Ferrocene

Administrative data

Endpoint:

in vivo mammalian somatic cell study: cytogenicity / erythrocyte micronucleus

Type of information:

experimental study

Adequacy of study:

key study

Study period:

September 1987 (no further details given)

Reliability:

2 (reliable with restrictions)

Rationale for reliability incl. deficiencies:

guideline study with acceptable restrictions

Data source

Materials and methods

GLP compliance:

not specified

Type of assay:

micronucleus assay

Test material

Test animals

Species:

mouse

Strain:

NMRI

Sex:

male/female

Details on test animals or test system and environmental conditions:

TEST ANIMALS
- Source: Winkelmann Co. Versuchstierzucht GmbH & Co. KG, 4799 Borchem/Kreis Paderborn
- Age at study initiation: about 10 weeks
- Weight at study initiation: 28 g (males); 25 g (females)
- Assigned to test groups randomly: no data
- Fasting period before study: no data
- Housing: no data
- Diet (e.g. ad libitum): 3 g/day of maintenance feed for rats and mice
- Water (e.g. ad libitum): ad libitum
- Acclimation period: no data

ENVIRONMENTAL CONDITIONS
- Temperature (°C): 25
- Humidity (%): no data
- Air changes (per hr): "continuous air circulation"
- Photoperiod (hrs dark / hrs light): no data

IN-LIFE DATES: From: no data

Administration / exposure

Route of administration:

other: gavage or in feed

Vehicle:

- Vehicle(s)/solvent(s) used: maize germ oil
- Justification for choice of solvent/vehicle: commonly used vehicle in animal studies
- Concentration of test material in vehicle: 70 mg/5 ml vehicle
- Amount of vehicle (if gavage or dermal): 0.2 ml
- Lot/batch no. (if required): no data
- Purity: no data

Details on exposure:

PREPARATION OF DOSING SOLUTIONS: calculated from body weight to give a dose of 100 mg/kg bw

Duration of treatment / exposure:

Single exposure then sampled at 24, 48 and 72 hours

Frequency of treatment:

once

Post exposure period:

24, 48 and 72 h

No. of animals per sex per dose:

5/sex

Control animals:

yes, concurrent no treatment

Positive control(s):

Endoxane (cyclophosphamide)
- Justification for choice of positive control(s): frequently used in the test laboratory
- Route of administration: gavage
- Doses / concentrations: 100 and 250 mg/kg bw

Examinations

Tissues and cell types examined:

Bone marrow erythrocytes

Details of tissue and slide preparation:

CRITERIA FOR DOSE SELECTION: maximum tolerated dose

TREATMENT AND SAMPLING TIMES ( in addition to information in specific fields): treated by gavage with 100 mg/kg bw test substance; bone marrow cells sampled 24, 48 and 72 h later. Positive control sampled at 24 h only.

DETAILS OF SLIDE PREPARATION: bone marrow suspension in 2 ml fetal calf serum centrifuged, 1.8 ml of the serum was discarded and the pellet resuspended in the remaining serum. 5 ul was applied to slides and smears pepared using an automatic smear device. The smers were air-dried for 24 h before staining with May-Grunwald and Giemsa.
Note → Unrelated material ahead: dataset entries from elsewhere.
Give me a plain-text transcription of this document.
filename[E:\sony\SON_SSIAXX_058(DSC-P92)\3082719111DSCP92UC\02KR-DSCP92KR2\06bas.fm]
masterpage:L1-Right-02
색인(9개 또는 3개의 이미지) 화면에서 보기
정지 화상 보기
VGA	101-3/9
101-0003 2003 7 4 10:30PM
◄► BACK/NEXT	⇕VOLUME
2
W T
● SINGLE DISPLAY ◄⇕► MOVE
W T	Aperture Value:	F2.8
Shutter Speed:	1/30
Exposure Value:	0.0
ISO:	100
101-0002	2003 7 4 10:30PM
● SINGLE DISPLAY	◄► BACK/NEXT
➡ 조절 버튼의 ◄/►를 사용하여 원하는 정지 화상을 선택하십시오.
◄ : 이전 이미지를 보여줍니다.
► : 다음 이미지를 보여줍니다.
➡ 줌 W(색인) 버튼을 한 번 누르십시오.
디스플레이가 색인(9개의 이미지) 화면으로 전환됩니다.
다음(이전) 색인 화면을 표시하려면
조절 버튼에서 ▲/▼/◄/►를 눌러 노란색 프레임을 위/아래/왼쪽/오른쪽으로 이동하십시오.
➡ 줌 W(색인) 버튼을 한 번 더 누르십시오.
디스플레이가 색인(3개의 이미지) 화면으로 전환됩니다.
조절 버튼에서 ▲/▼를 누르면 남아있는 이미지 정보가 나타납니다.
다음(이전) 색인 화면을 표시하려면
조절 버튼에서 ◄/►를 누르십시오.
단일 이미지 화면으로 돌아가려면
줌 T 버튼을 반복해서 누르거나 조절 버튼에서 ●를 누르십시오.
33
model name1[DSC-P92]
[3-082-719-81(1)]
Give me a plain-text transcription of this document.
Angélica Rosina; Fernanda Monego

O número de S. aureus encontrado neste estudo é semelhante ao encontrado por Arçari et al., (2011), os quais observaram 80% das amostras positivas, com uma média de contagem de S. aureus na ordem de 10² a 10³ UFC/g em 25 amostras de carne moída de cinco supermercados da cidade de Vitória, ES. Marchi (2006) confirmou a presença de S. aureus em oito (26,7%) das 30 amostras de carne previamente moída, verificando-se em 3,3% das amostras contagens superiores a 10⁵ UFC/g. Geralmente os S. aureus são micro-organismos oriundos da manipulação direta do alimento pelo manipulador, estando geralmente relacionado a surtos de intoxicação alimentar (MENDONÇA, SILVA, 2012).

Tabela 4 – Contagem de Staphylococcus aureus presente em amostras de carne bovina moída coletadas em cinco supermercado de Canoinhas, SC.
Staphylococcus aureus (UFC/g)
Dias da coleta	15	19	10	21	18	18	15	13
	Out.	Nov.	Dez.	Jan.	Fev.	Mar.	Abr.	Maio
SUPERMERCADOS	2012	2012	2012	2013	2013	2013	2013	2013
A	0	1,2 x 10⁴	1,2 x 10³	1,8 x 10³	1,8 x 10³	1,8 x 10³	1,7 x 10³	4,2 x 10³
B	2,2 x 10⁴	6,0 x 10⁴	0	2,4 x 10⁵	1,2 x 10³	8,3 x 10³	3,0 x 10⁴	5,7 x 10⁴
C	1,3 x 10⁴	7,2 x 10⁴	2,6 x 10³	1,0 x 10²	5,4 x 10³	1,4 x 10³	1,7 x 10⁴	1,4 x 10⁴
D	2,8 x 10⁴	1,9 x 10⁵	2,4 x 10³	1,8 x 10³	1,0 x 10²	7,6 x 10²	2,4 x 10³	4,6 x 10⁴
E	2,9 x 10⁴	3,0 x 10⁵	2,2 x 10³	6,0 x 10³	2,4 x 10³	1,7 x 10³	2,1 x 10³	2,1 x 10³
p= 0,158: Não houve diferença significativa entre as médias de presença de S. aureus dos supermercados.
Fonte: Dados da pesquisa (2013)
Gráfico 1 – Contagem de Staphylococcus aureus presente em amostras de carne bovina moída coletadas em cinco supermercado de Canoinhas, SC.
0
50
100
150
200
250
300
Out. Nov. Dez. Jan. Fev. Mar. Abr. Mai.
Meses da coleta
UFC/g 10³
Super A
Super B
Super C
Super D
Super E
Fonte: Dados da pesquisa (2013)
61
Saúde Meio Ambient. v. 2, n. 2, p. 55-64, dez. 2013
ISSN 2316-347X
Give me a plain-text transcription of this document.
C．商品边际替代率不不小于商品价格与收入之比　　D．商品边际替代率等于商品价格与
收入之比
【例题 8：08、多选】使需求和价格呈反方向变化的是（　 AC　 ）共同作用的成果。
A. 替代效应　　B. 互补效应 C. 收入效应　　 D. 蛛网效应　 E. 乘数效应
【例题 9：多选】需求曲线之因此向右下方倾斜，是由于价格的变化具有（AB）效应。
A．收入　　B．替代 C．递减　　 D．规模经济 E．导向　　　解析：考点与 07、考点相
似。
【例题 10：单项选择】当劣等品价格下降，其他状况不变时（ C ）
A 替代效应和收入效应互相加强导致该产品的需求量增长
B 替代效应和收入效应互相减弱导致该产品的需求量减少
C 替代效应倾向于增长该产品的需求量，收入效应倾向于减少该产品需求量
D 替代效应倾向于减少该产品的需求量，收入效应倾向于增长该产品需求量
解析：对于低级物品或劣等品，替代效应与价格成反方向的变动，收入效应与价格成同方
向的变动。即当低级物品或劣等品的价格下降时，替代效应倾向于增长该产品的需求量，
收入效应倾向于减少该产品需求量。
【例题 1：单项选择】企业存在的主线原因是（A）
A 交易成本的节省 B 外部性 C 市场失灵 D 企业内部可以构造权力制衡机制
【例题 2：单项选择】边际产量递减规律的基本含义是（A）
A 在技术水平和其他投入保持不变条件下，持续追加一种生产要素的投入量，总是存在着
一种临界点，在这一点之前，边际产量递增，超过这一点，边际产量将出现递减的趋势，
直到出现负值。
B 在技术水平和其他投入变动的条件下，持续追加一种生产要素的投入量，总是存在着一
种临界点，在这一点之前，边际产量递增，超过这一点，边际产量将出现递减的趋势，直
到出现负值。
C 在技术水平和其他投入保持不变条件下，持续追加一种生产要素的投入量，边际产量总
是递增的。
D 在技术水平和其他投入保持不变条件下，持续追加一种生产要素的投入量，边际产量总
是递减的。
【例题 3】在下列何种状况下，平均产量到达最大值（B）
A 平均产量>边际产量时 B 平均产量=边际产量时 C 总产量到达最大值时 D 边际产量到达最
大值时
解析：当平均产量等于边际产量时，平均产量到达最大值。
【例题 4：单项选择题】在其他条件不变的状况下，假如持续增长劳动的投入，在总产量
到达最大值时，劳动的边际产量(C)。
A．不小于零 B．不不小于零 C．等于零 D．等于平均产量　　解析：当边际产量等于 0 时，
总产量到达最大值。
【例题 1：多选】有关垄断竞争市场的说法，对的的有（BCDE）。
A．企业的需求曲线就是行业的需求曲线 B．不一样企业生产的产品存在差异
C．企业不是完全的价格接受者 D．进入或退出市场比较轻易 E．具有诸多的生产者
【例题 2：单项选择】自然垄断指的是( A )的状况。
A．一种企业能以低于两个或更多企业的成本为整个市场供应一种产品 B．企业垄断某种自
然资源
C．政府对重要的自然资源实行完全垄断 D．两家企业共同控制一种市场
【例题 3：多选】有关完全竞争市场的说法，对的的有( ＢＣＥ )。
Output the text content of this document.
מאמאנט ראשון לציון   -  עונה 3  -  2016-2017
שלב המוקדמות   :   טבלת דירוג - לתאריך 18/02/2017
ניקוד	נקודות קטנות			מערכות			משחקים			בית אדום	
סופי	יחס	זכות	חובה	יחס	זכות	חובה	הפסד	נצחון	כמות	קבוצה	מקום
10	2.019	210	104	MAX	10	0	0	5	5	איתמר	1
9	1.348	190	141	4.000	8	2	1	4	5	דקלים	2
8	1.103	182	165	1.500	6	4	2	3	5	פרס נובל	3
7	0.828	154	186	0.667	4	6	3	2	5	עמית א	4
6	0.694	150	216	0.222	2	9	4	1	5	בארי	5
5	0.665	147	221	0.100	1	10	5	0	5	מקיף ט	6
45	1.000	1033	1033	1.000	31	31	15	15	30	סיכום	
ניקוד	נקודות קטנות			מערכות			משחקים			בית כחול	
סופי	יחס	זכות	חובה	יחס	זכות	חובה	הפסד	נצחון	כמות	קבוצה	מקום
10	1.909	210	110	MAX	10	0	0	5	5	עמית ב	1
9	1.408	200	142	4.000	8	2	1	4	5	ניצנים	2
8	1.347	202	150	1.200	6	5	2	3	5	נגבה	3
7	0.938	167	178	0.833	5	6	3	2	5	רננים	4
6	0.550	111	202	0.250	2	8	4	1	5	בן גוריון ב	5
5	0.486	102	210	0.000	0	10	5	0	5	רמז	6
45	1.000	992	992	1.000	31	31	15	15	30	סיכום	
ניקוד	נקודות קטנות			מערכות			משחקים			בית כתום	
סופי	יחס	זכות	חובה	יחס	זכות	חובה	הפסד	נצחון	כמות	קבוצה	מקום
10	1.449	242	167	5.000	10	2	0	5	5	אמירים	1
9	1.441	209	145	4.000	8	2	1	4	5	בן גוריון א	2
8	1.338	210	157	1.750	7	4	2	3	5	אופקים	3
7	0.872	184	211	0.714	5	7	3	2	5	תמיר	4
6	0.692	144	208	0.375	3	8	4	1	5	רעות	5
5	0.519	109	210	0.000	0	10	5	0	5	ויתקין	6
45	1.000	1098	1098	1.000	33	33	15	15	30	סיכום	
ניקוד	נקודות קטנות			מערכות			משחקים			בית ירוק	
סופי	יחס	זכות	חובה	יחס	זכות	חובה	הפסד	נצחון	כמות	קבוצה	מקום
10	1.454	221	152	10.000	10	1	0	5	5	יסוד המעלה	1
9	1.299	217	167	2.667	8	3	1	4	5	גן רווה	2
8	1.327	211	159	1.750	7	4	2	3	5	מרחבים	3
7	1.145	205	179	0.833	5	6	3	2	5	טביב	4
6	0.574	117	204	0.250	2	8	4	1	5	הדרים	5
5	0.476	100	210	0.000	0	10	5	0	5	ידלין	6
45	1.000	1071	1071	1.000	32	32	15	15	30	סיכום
METHOD OF ANALYSIS: smears were microscopically examined and the number of micronuclei per 1000 polychromatic erythrocytes were recorded. The ratio of monochromatic to polychromatic erythrocytes was determined for 1000 erythrocytes.

Evaluation criteria:

no data

Statistics:

no data

Results and discussion

Applicant's summary and conclusion

Conclusions:

Interpretation of results: negative

In a reliable study, ferrocene exhibited no potential to induce micronuclei in the bone marrow of mice (5/sex) at the maximum tolerated dose of 100 mg/kg bw (given as a single dose by gavage) in an in vivo mammalian micronucleus assay.

Executive summary:

In a reliable study, ferrocene was assessed for its ability to induce chromosome damage in an in vivo bone marrow micronucleus assay in mice, carried out in accordance with EU test method B.12.

Groups of five mice of each sex were gavaged with 100 mg/kg bw of the test substance and the bone marrow was sampled 24, 48 and 72 h later. After concentrating the cells by centrifugation, smears were prepared on glass slides, stained and scored for micronuclei. The number of micronuclei per 1000 polychromatic erythrocytes was recorded and the ratio of monochromatic to polychromatic erythrocytes was calculated.

There was no increase in micronuclei frequency in either male or female mice when compared to the control animals. The positive control gave the expected result, confirming the sensitivity of the assay.

In a reliable study, ferrocene exhibited no potential to induce micronuclei at the maximum tolerated dose of 100 mg/kg bw in an in vivo bone marrow micronucleus assay in mice.